Leiocithara lischkei

Scientific classification
- Kingdom: Animalia
- Phylum: Mollusca
- Class: Gastropoda
- Subclass: Caenogastropoda
- Order: Neogastropoda
- Superfamily: Conoidea
- Family: Mangeliidae
- Genus: Leiocithara
- Species: L. lischkei
- Binomial name: Leiocithara lischkei (E.A. Smith, 1888)
- Synonyms: Mangelia lischkei (E.A. Smith, 1888); Pleurotoma (Mangilia) lischkei E.A. Smith, 1888;

= Leiocithara lischkei =

- Authority: (E.A. Smith, 1888)
- Synonyms: Mangelia lischkei (E.A. Smith, 1888), Pleurotoma (Mangilia) lischkei E.A. Smith, 1888

Species of gastropod

Leiocithara lischkei is a species of sea snail, a marine gastropod mollusk in the family Mangeliidae.

==Description==
The length of the shell attains 6.5 mm, its diameter 2.5 mm.

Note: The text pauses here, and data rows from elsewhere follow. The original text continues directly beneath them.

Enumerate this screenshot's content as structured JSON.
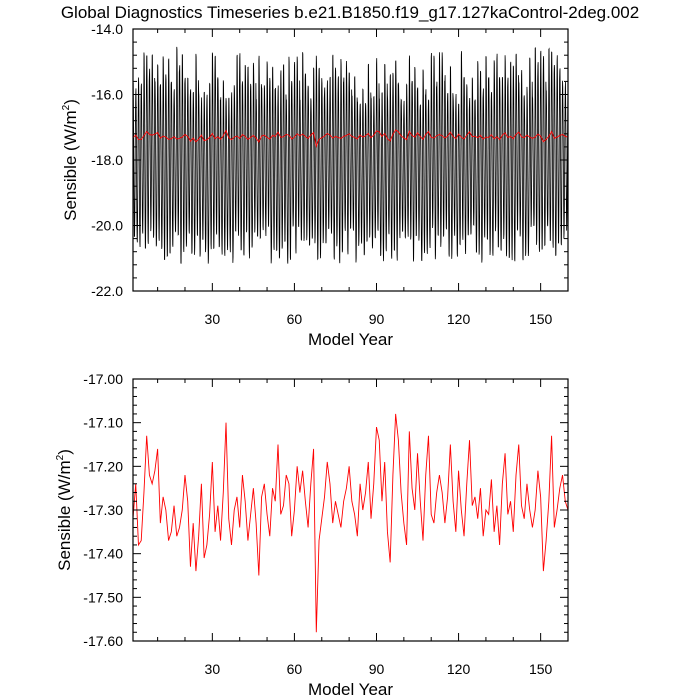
{
  "title": "Global Diagnostics Timeseries b.e21.B1850.f19_g17.127kaControl-2deg.002",
  "chart_data": [
    {
      "type": "line",
      "title": "Global Diagnostics Timeseries b.e21.B1850.f19_g17.127kaControl-2deg.002",
      "xlabel": "Model Year",
      "ylabel_main": "Sensible (W/m",
      "ylabel_sup": "2",
      "ylabel_close": ")",
      "xlim": [
        1,
        160
      ],
      "ylim": [
        -22.0,
        -14.0
      ],
      "xticks": [
        30,
        60,
        90,
        120,
        150
      ],
      "xtick_labels": [
        "30",
        "60",
        "90",
        "120",
        "150"
      ],
      "yticks": [
        -22.0,
        -20.0,
        -18.0,
        -16.0,
        -14.0
      ],
      "ytick_labels": [
        "-22.0",
        "-20.0",
        "-18.0",
        "-16.0",
        "-14.0"
      ],
      "series": [
        {
          "color": "#000000",
          "kind": "monthly",
          "annual_min_range": [
            -21.2,
            -20.1
          ],
          "annual_max_range": [
            -16.2,
            -14.5
          ]
        },
        {
          "color": "#ff0000",
          "kind": "annual",
          "values": [
            -17.32,
            -17.24,
            -17.38,
            -17.37,
            -17.26,
            -17.13,
            -17.22,
            -17.24,
            -17.21,
            -17.16,
            -17.33,
            -17.27,
            -17.3,
            -17.37,
            -17.35,
            -17.29,
            -17.36,
            -17.34,
            -17.3,
            -17.22,
            -17.28,
            -17.43,
            -17.33,
            -17.44,
            -17.36,
            -17.24,
            -17.41,
            -17.38,
            -17.31,
            -17.19,
            -17.35,
            -17.29,
            -17.37,
            -17.26,
            -17.1,
            -17.32,
            -17.38,
            -17.3,
            -17.27,
            -17.34,
            -17.22,
            -17.28,
            -17.37,
            -17.31,
            -17.25,
            -17.33,
            -17.45,
            -17.27,
            -17.24,
            -17.31,
            -17.36,
            -17.25,
            -17.28,
            -17.15,
            -17.31,
            -17.29,
            -17.22,
            -17.24,
            -17.36,
            -17.3,
            -17.2,
            -17.26,
            -17.21,
            -17.28,
            -17.34,
            -17.24,
            -17.16,
            -17.58,
            -17.37,
            -17.32,
            -17.27,
            -17.19,
            -17.24,
            -17.33,
            -17.28,
            -17.31,
            -17.34,
            -17.28,
            -17.25,
            -17.2,
            -17.28,
            -17.31,
            -17.36,
            -17.24,
            -17.3,
            -17.26,
            -17.19,
            -17.32,
            -17.24,
            -17.11,
            -17.14,
            -17.28,
            -17.19,
            -17.35,
            -17.42,
            -17.22,
            -17.08,
            -17.14,
            -17.26,
            -17.33,
            -17.38,
            -17.12,
            -17.25,
            -17.3,
            -17.17,
            -17.28,
            -17.37,
            -17.22,
            -17.13,
            -17.31,
            -17.33,
            -17.26,
            -17.22,
            -17.26,
            -17.33,
            -17.27,
            -17.15,
            -17.28,
            -17.35,
            -17.21,
            -17.3,
            -17.36,
            -17.24,
            -17.14,
            -17.29,
            -17.27,
            -17.32,
            -17.25,
            -17.36,
            -17.3,
            -17.31,
            -17.23,
            -17.35,
            -17.29,
            -17.38,
            -17.24,
            -17.17,
            -17.31,
            -17.28,
            -17.35,
            -17.22,
            -17.15,
            -17.29,
            -17.32,
            -17.24,
            -17.3,
            -17.34,
            -17.3,
            -17.21,
            -17.27,
            -17.44,
            -17.37,
            -17.28,
            -17.13,
            -17.34,
            -17.3,
            -17.25,
            -17.22,
            -17.28,
            -17.3
          ]
        }
      ]
    },
    {
      "type": "line",
      "xlabel": "Model Year",
      "ylabel_main": "Sensible (W/m",
      "ylabel_sup": "2",
      "ylabel_close": ")",
      "xlim": [
        1,
        160
      ],
      "ylim": [
        -17.6,
        -17.0
      ],
      "xticks": [
        30,
        60,
        90,
        120,
        150
      ],
      "xtick_labels": [
        "30",
        "60",
        "90",
        "120",
        "150"
      ],
      "yticks": [
        -17.6,
        -17.5,
        -17.4,
        -17.3,
        -17.2,
        -17.1,
        -17.0
      ],
      "ytick_labels": [
        "-17.60",
        "-17.50",
        "-17.40",
        "-17.30",
        "-17.20",
        "-17.10",
        "-17.00"
      ],
      "series": [
        {
          "color": "#ff0000",
          "kind": "annual",
          "same_as_top_annual": true
        }
      ]
    }
  ]
}
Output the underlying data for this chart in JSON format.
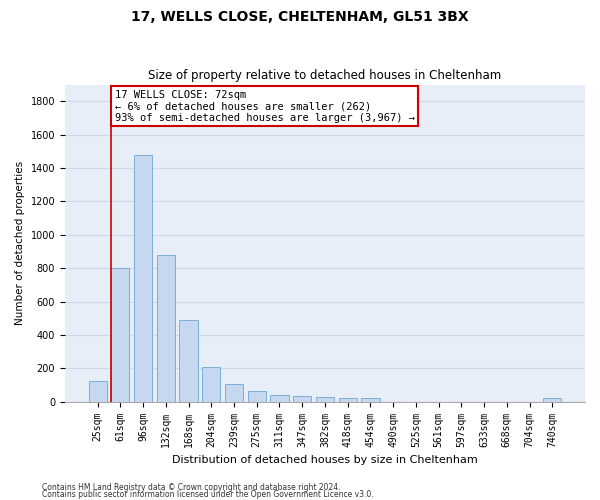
{
  "title1": "17, WELLS CLOSE, CHELTENHAM, GL51 3BX",
  "title2": "Size of property relative to detached houses in Cheltenham",
  "xlabel": "Distribution of detached houses by size in Cheltenham",
  "ylabel": "Number of detached properties",
  "categories": [
    "25sqm",
    "61sqm",
    "96sqm",
    "132sqm",
    "168sqm",
    "204sqm",
    "239sqm",
    "275sqm",
    "311sqm",
    "347sqm",
    "382sqm",
    "418sqm",
    "454sqm",
    "490sqm",
    "525sqm",
    "561sqm",
    "597sqm",
    "633sqm",
    "668sqm",
    "704sqm",
    "740sqm"
  ],
  "values": [
    125,
    800,
    1480,
    880,
    490,
    205,
    105,
    65,
    40,
    35,
    30,
    25,
    20,
    0,
    0,
    0,
    0,
    0,
    0,
    0,
    20
  ],
  "bar_color": "#c5d8f0",
  "bar_edge_color": "#7bafd4",
  "vline_color": "#cc0000",
  "vline_x_index": 1,
  "ylim": [
    0,
    1900
  ],
  "yticks": [
    0,
    200,
    400,
    600,
    800,
    1000,
    1200,
    1400,
    1600,
    1800
  ],
  "annotation_text": "17 WELLS CLOSE: 72sqm\n← 6% of detached houses are smaller (262)\n93% of semi-detached houses are larger (3,967) →",
  "annotation_box_facecolor": "#ffffff",
  "annotation_box_edgecolor": "#cc0000",
  "footer1": "Contains HM Land Registry data © Crown copyright and database right 2024.",
  "footer2": "Contains public sector information licensed under the Open Government Licence v3.0.",
  "grid_color": "#d0d8e8",
  "bg_color": "#e8eef8",
  "title1_fontsize": 10,
  "title2_fontsize": 8.5,
  "xlabel_fontsize": 8,
  "ylabel_fontsize": 7.5,
  "tick_fontsize": 7,
  "annotation_fontsize": 7.5,
  "footer_fontsize": 5.5
}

The ovate-fusiform shell is turreted. Its color is dark white with very indistinct spiral reddish lines, of which there appear to be three on the body whorl. The shell contains six whorls with a distinct peripheral angle as the result of the presence of a weakly developed peripheral cord. The protoconch is conical and contains 3.5 whorls. The longitudinal sculpture consists of twelve ribs. The spiral sculpture is almost obsolete. The aperture measures about half the total length of the shell. The outer lip is incrassate and slightly sinuate at the top. The short siphonal canal is narrow.

It is closely related to Leiocithara porcellanea Kilburn, 1992 from South Africa.

==Distribution==
This species occurs in the seas off Japan.